In large part, this attitude is shaped by the belief that any door-closing in Washington will be only temporary, sort of like an “out to lunch” sign. Past government shutdowns were brief and actually helped the stock market slightly. Traders are more concerned by the looming debt ceiling and the latest earthquake in Japan.
Yes, some 800,000 federal workers will get furloughed. Some tax refund checks might not be in the mail. Some economic reports might be delayed.
But none of that appears to worry stock traders.
“Ideally, any shutdown will be brief – less than 48 hours,” says Doug Roberts, chief market strategist for Channel Capital Research in Shrewsbury, N.J. “Maybe they shut down on Friday and reopen on Monday, then each side declares victory and goes home.”
In fact, the market was mostly flat on Thursday morning – until news came of another major earthquake in Japan. Stocks immediately sank as traders waited to find out more information about the new quake, which measured 7.1. The market rallied around noon, and by 3:00 p.m., the Dow Jones Industrial Average was 12,389, down 37 points from Wednesday's close.
Past shutdowns and the market
In 1995, the last time the government ran out of money, the stock market actually rose 1 percent during the Nov. 14–19 shutdown, points out Mr. Dickson, chief investment strategist at D.A. Davidson & Co., in Lake Oswego, Ore.

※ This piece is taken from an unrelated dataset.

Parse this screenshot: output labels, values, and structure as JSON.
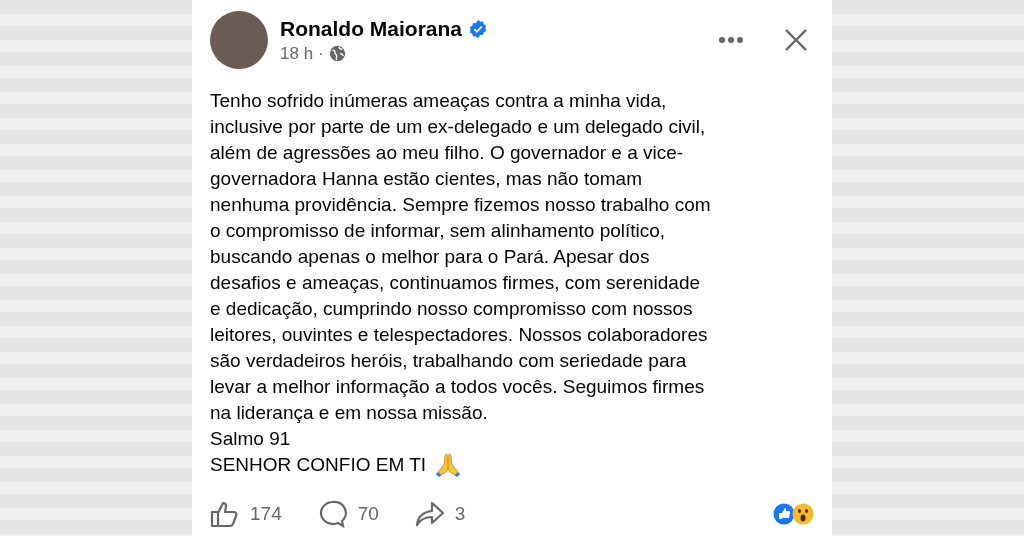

Congress and President Clinton then agreed to a short funding extension, but that money ran out on Dec. 16. The two sides did not reach a new agreement until Jan. 6, 1996. Dickson observes the stock market rose 4 percent during the 30 days leading up to the second shutdown and another 1 percent during the actual shutdown.

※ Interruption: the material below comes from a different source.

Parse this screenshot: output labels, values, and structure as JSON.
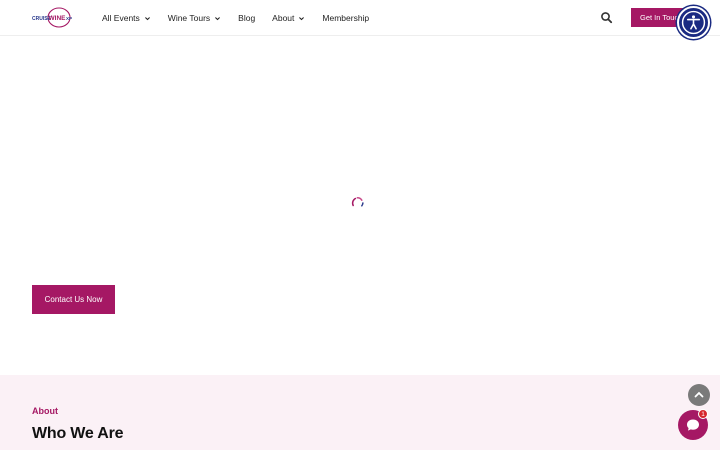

“I think the political fallout is bigger than the economic fallout,” he says.
A brief shutdown would result in “a little speed bump” unlikely to derail the economy, he says.
The actual difference between the Republicans and Democrats is relatively small, notes John Canally, chief economist at LPL Financial, an investment manager, in Boston, “The Republicans want to cut $70 billion out of this year’s budget and the Democrats $30 billion,” says Mr. Canally. “According to the Congressional Budget Office, we will spend $3.6 trillion, so the difference between the two sides is a rounding error.”
Raising the debt ceiling
Wall Street’s greater concern is raising the debt limit ceiling. Sometime in late May, the government will not able to float any new debt unless Congress gives it the green light to issue more IOUs. Treasury Secretary Tim Geithner has warned Congress that a failure to act on this measure could drag the economy into a steep recession as the US government defaults on outstanding obligations.

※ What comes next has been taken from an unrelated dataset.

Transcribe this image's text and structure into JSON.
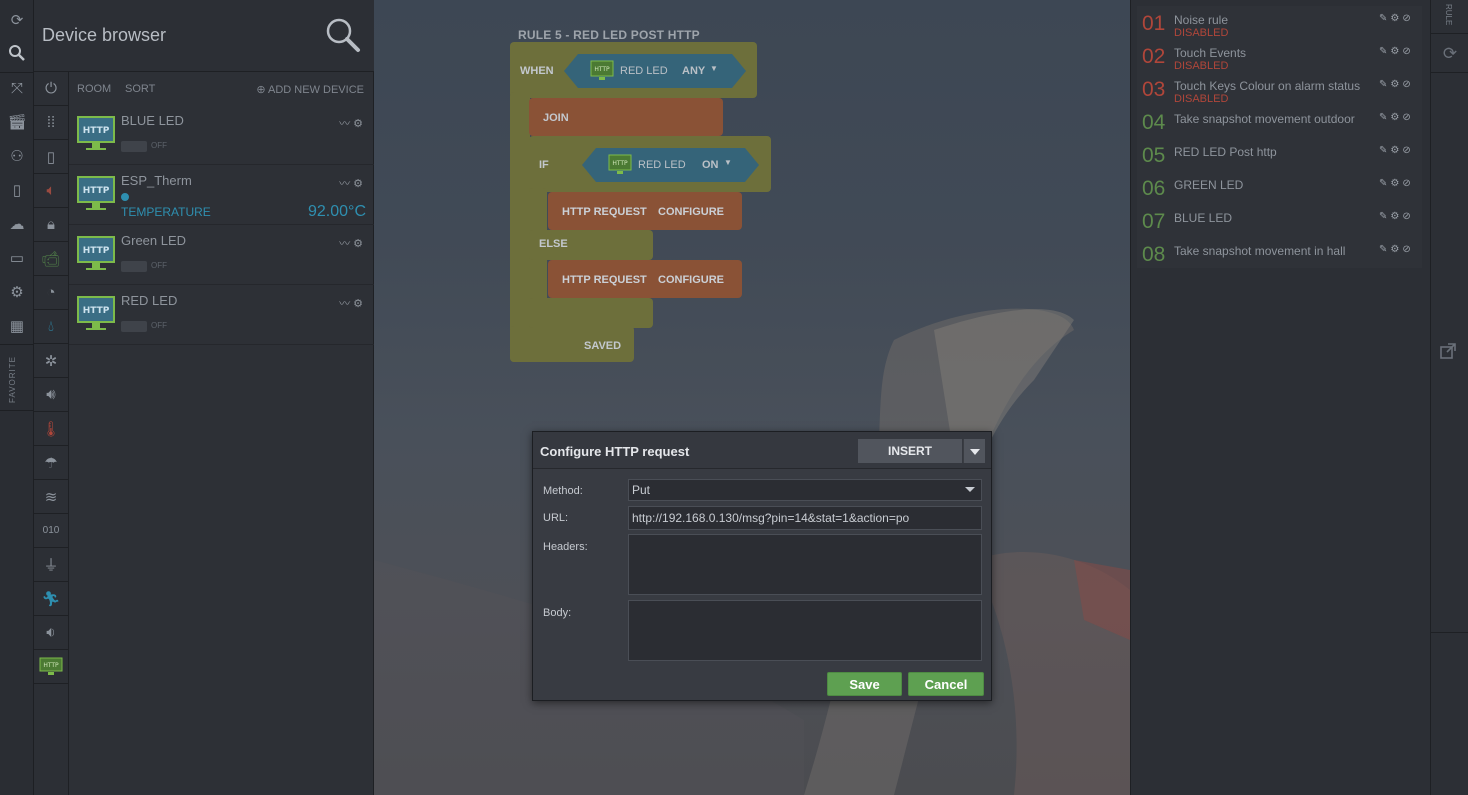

“There have been a lot of behind-the-scenes attempts by the administration to educate members about why they have to” raise the debt ceiling, says Pete Davis of Davis Capital Investment Ideas in Washington.
If Congress fails to act on the debt ceiling, Canally thinks Wall Street might remind them with a sharp decline in the stock market. He points out that in 2008, when Congress balked at passing the TARP legislation, the Dow fell 778 points in one day. “They passed the legislation a few days later,” he recalls.
“The bigger issue is the debt ceiling,” Canally says. “The government shutdown is more of a nuisance.”